Their needs, however, are bigger than just food, and the economic hardship continues.
Leah Wairimu runs a food kiosk in Kibagare, a village adjacent to the upmarket Loresho estate, in Kenya’s capital city of Nairobi. Leah’s family is one of 68,000 in Nairobi who have received cash assistance from WFP — each getting 4,000 Kenyan shillings (US$ 37) a month for 12 weeks.
On a busy day, she'd serve ten plates of food which sell at 50 shillings each (less than half a dollar). But at the start of the pandemic, all eateries closed. A widow raising five sons, her only source of income disappeared overnight.
“I spent the first two rounds of cash [from WFP] purely on food,” she says, “Then, I bought some vegetables and fruits and stocked up a small grocery stall.”

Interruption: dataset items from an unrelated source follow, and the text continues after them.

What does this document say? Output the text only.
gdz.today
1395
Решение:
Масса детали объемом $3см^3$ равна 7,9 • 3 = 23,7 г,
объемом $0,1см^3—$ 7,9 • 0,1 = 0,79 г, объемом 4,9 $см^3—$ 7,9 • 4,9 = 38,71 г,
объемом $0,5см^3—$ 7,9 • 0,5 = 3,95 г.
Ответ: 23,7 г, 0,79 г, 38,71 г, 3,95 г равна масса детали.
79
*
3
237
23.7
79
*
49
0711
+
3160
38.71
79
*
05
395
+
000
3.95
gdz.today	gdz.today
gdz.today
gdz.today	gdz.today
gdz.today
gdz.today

“I was not allowed to cook and serve clients ready food, but I could still sell kale, tomatoes, dania [coriander], and make a small profit.”
By her fourth and last cash transfer, her grocery business was already picking up. The business is now running and giving her an extra stream of income.

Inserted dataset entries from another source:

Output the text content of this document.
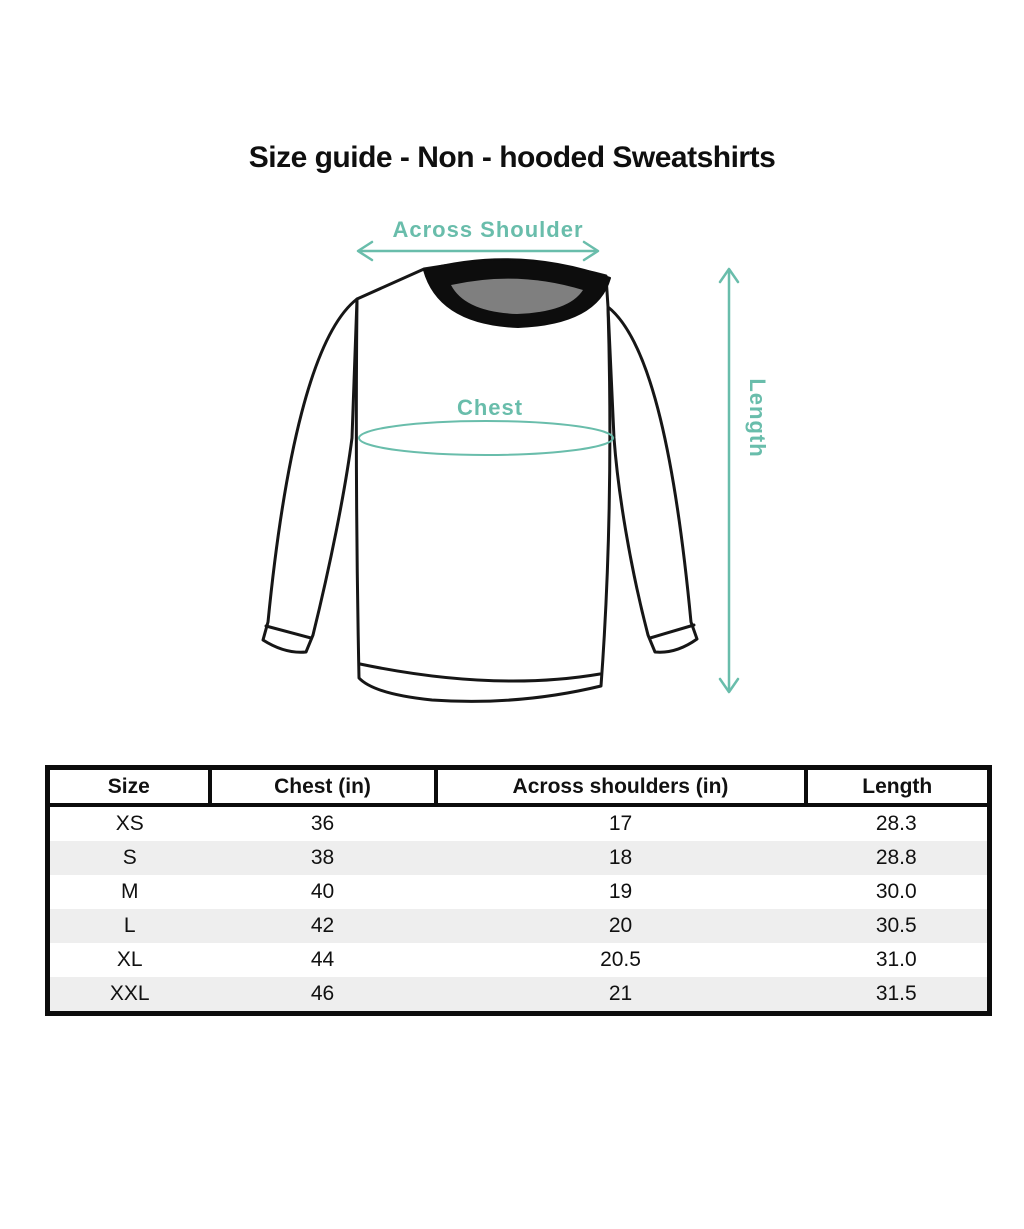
Size guide - Non - hooded Sweatshirts
Across Shoulder
Chest	Length
Size	Chest (in)	Across shoulders (in)	Length
XS	36	17	28.3
S	38	18	28.8
M	40	19	30.0
L	42	20	30.5
XL	44	20.5	31.0
XXL	46	21	31.5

Down the road from Leah’s kiosk, Mary is a beautician offering women’s hair extensions, manicures, pedicures or facial makeovers. Mary is the sole provider for a family of nine: her husband, their three children and four orphans left behind by her brother. Within a month of COVID-19 being detected in Kenya, Mary’s business plummeted and she was forced to shut down her shop.
“I was drowning in bills. With the four cash transfers, I bought my family food and set some aside to revive the hair salon,” she says. “Business is still slow but things are looking up. I now serve two or three clients a week.”

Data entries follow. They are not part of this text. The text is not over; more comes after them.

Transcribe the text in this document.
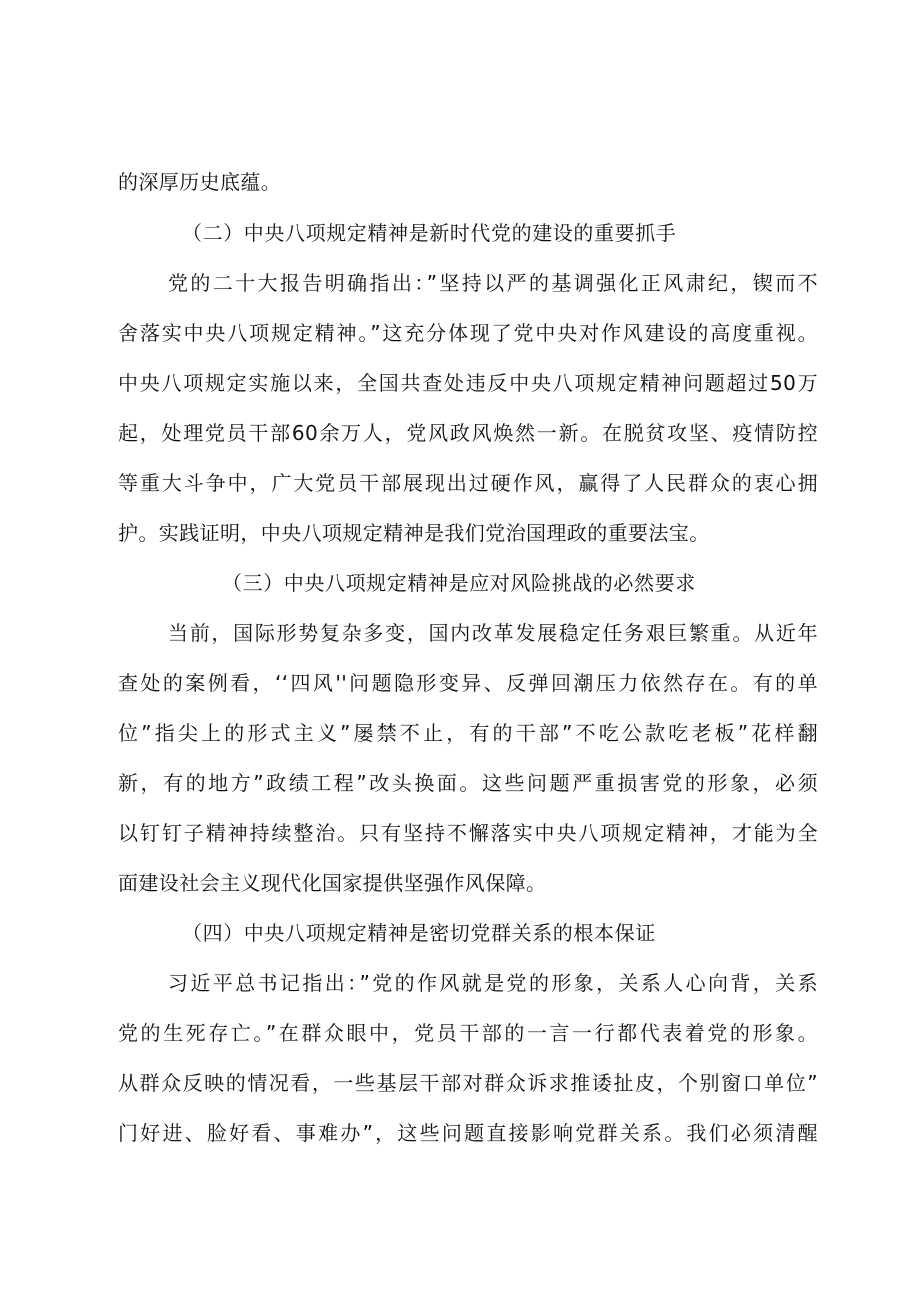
的深厚历史底蕴。
（二）中央八项规定精神是新时代党的建设的重要抓手
党的二十大报告明确指出：”坚持以严的基调强化正风肃纪，锲而不
舍落实中央八项规定精神。”这充分体现了党中央对作风建设的高度重视。
中央八项规定实施以来，全国共查处违反中央八项规定精神问题超过50万
起，处理党员干部60余万人，党风政风焕然一新。在脱贫攻坚、疫情防控
等重大斗争中，广大党员干部展现出过硬作风，赢得了人民群众的衷心拥
护。实践证明，中央八项规定精神是我们党治国理政的重要法宝。
（三）中央八项规定精神是应对风险挑战的必然要求
当前，国际形势复杂多变，国内改革发展稳定任务艰巨繁重。从近年
查处的案例看，‘‘四风''问题隐形变异、反弹回潮压力依然存在。有的单
位”指尖上的形式主义”屡禁不止，有的干部”不吃公款吃老板”花样翻
新，有的地方”政绩工程”改头换面。这些问题严重损害党的形象，必须
以钉钉子精神持续整治。只有坚持不懈落实中央八项规定精神，才能为全
面建设社会主义现代化国家提供坚强作风保障。
（四）中央八项规定精神是密切党群关系的根本保证
习近平总书记指出：”党的作风就是党的形象，关系人心向背，关系
党的生死存亡。”在群众眼中，党员干部的一言一行都代表着党的形象。
从群众反映的情况看，一些基层干部对群众诉求推诿扯皮，个别窗口单位”
门好进、脸好看、事难办”，这些问题直接影响党群关系。我们必须清醒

Mary is keen to grow her hair salon business and knows exactly what she needs to make it happen.
“What we really need are grants to allow us to grow our different business ventures,” she says. “That will leave a permanent change.”
Supporting those in need — together
“When we began the cash transfers in Nairobi, we thought it would be a sprint,” says Michael DeSisti, regional director at USAID's Bureau for Humanitarian Assistance, East and Central Africa, a key partner of WFP.
“But we soon realized that we were in for a marathon. Kenya requires longer-term support to build on the gains made so far. We cannot afford to lose the momentum now.”
As the programme ends, WFP will have provided life-saving cash to almost 95,000 families or about 378,000 individuals in Nairobi and Mombasa.
“We couldn’t have achieved this without support from partners such as USAID, our biggest donor, and the national and county governments both in Nairobi and Mombasa,” says Lauren Landis, WFP’s Country Director in Kenya. “However, our helpline has not stopped ringing. People are desperate to be included in the cash transfers — but we are unable to take on more.”
WFP is also treating malnutrition in children aged under 5, pregnant and breastfeeding mothers, and older people, through health centres in the informal settlements of Nairobi and Mombasa.
“We are in a strong position to provide livelihoods support and widen social safety nets to better protect these deeply vulnerable families, and we are knocking on the doors of our donors to help us realize this,” adds Landis.
WFP’s provision of cash transfers in Kenya’s informal urban settlements are supported by USAID, Finland, Poland and Sweden.